What he saw could only have been some memory mixed with Leah's own fighting and that of her father who had once wielded the hammer as either a soldier or adventurer himself. Maybe if he hadn't known Leah's history the insight would have shocked him, but it came as no surprise. There was another gamble inside the weapon deep within the memory.

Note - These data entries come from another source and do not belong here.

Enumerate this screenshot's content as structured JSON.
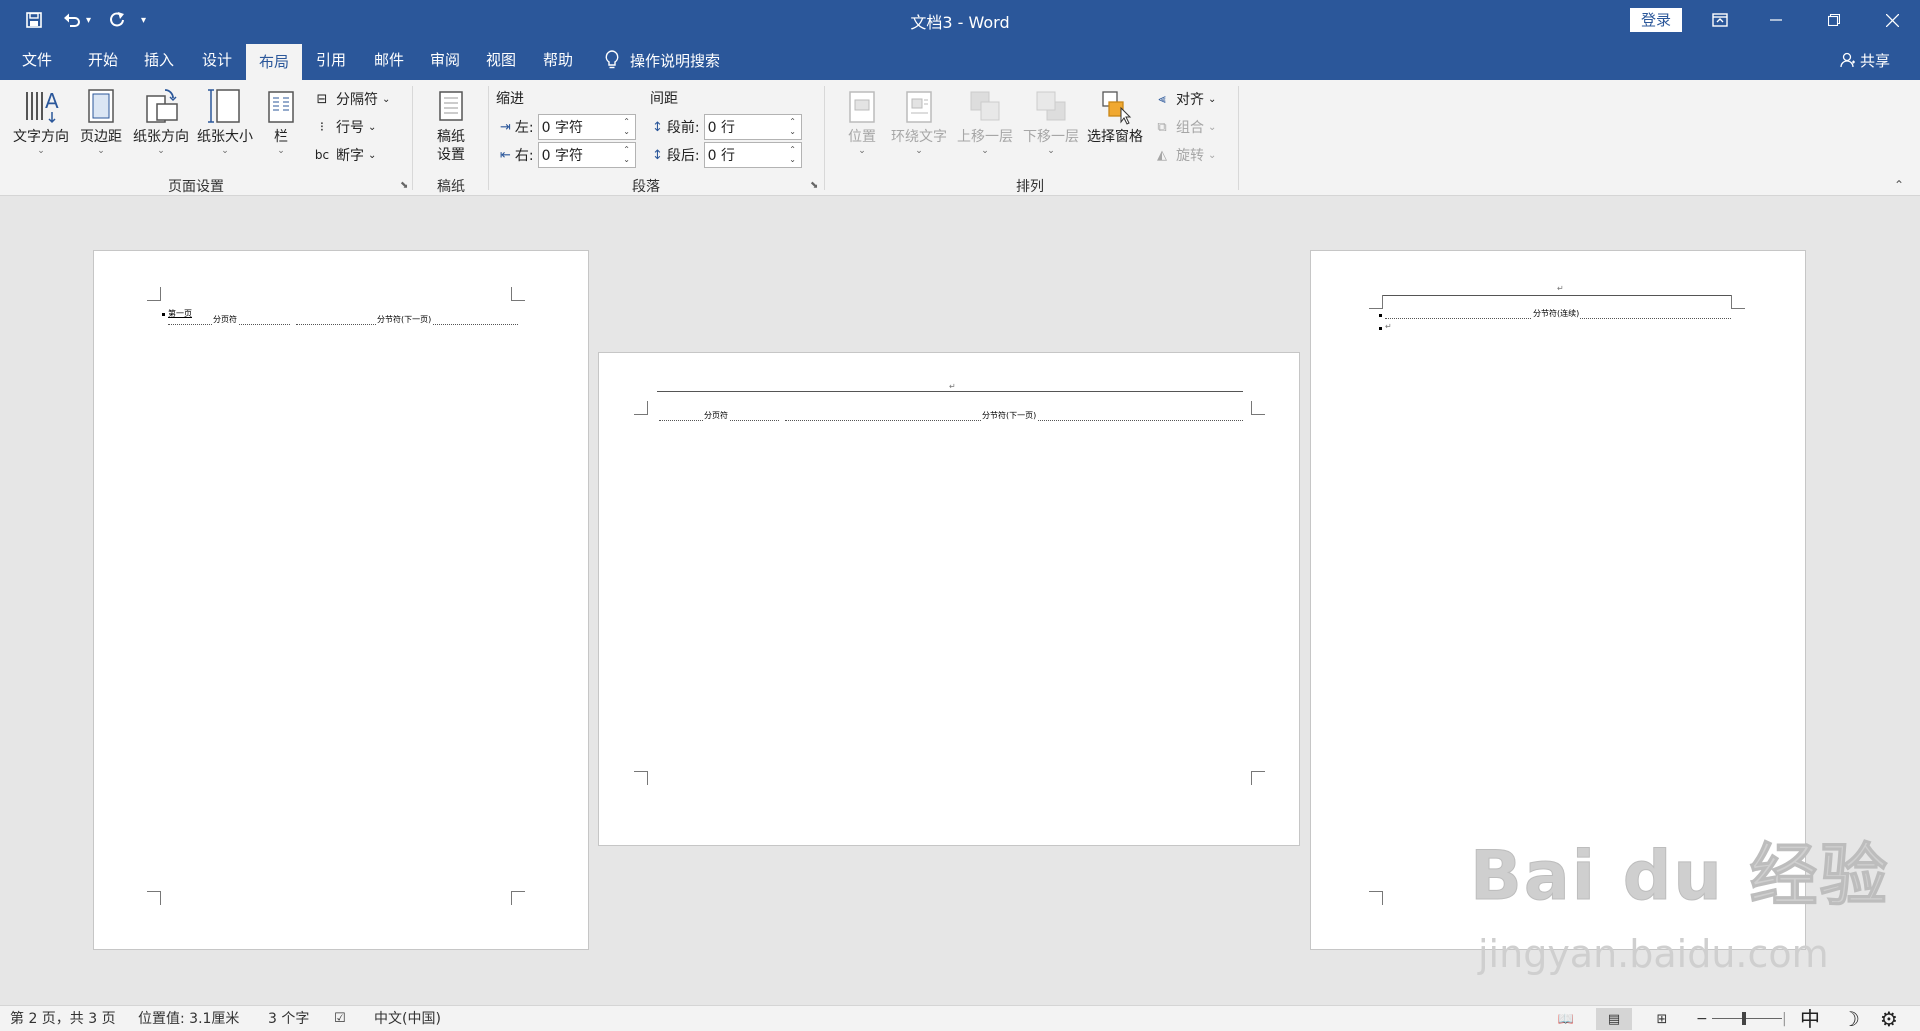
{
  "window": {
    "title": "文档3 - Word",
    "login_label": "登录"
  },
  "qat": {
    "save_icon": "save-icon",
    "undo_icon": "undo-icon",
    "redo_icon": "redo-icon"
  },
  "tabs": [
    {
      "label": "文件"
    },
    {
      "label": "开始"
    },
    {
      "label": "插入"
    },
    {
      "label": "设计"
    },
    {
      "label": "布局"
    },
    {
      "label": "引用"
    },
    {
      "label": "邮件"
    },
    {
      "label": "审阅"
    },
    {
      "label": "视图"
    },
    {
      "label": "帮助"
    }
  ],
  "search": {
    "label": "操作说明搜索"
  },
  "share": {
    "label": "共享"
  },
  "ribbon": {
    "page_setup": {
      "label": "页面设置",
      "text_direction": "文字方向",
      "margins": "页边距",
      "orientation": "纸张方向",
      "size": "纸张大小",
      "columns": "栏",
      "breaks": "分隔符",
      "line_numbers": "行号",
      "hyphenation": "断字"
    },
    "manuscript": {
      "label": "稿纸",
      "button_line1": "稿纸",
      "button_line2": "设置"
    },
    "paragraph": {
      "label": "段落",
      "indent_title": "缩进",
      "spacing_title": "间距",
      "left_label": "左:",
      "left_value": "0 字符",
      "right_label": "右:",
      "right_value": "0 字符",
      "before_label": "段前:",
      "before_value": "0 行",
      "after_label": "段后:",
      "after_value": "0 行"
    },
    "arrange": {
      "label": "排列",
      "position": "位置",
      "wrap_text": "环绕文字",
      "bring_forward": "上移一层",
      "send_backward": "下移一层",
      "selection_pane": "选择窗格",
      "align": "对齐",
      "group": "组合",
      "rotate": "旋转"
    }
  },
  "pages": {
    "page1": {
      "heading": "第一页",
      "page_break": "分页符",
      "section_break": "分节符(下一页)"
    },
    "page2": {
      "page_break": "分页符",
      "section_break": "分节符(下一页)"
    },
    "page3": {
      "section_break": "分节符(连续)"
    }
  },
  "statusbar": {
    "page_info": "第 2 页，共 3 页",
    "position": "位置值: 3.1厘米",
    "word_count": "3 个字",
    "language": "中文(中国)",
    "ime": "中"
  },
  "watermark": {
    "main": "Bai du 经验",
    "sub": "jingyan.baidu.com"
  }
}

He could almost feel the dice waiting to roll, but there was a trick to it.
“Umm...” He said. “Leah..uh no...Vivian try to poke me with the haft of your spear.”
Vivian cocked her head and took a few steps closer.
“What do you mean?” She asked, eyeing the excitedly bouncing and jangling Leah in front of him.
“Just...” He said, frowning still feeling out the mystical sensations hidden within the enchanted weapon. “Just try to poke me. It's hard to keep focus on it.”
She spun her spear and set a hand on Leah to keep her from bouncing and making so much noise, and then after twirling her spear into a reverse grip thrust out gently toward his middle.
Right as the spear touched him there was an incredible rush of sound and noise in his ears and his eyes spun around with a blur of sight and motion and the world seemed for a moment to tilt and crash about like a globe set loose on the back of a run away wagon. His feet hit something. Silverware clattered. Then, now completely disorientated, he toppled over and crashed into someone who was small, soft skinned, and made an odd little squeal as they went over with the chair and tangled together as they went to the floor. Instinct alone kept Micheal from dropping the heavy hammer on his feet, head, or on the person he was crashing into, but he got it aside and away once he figured out which way was up.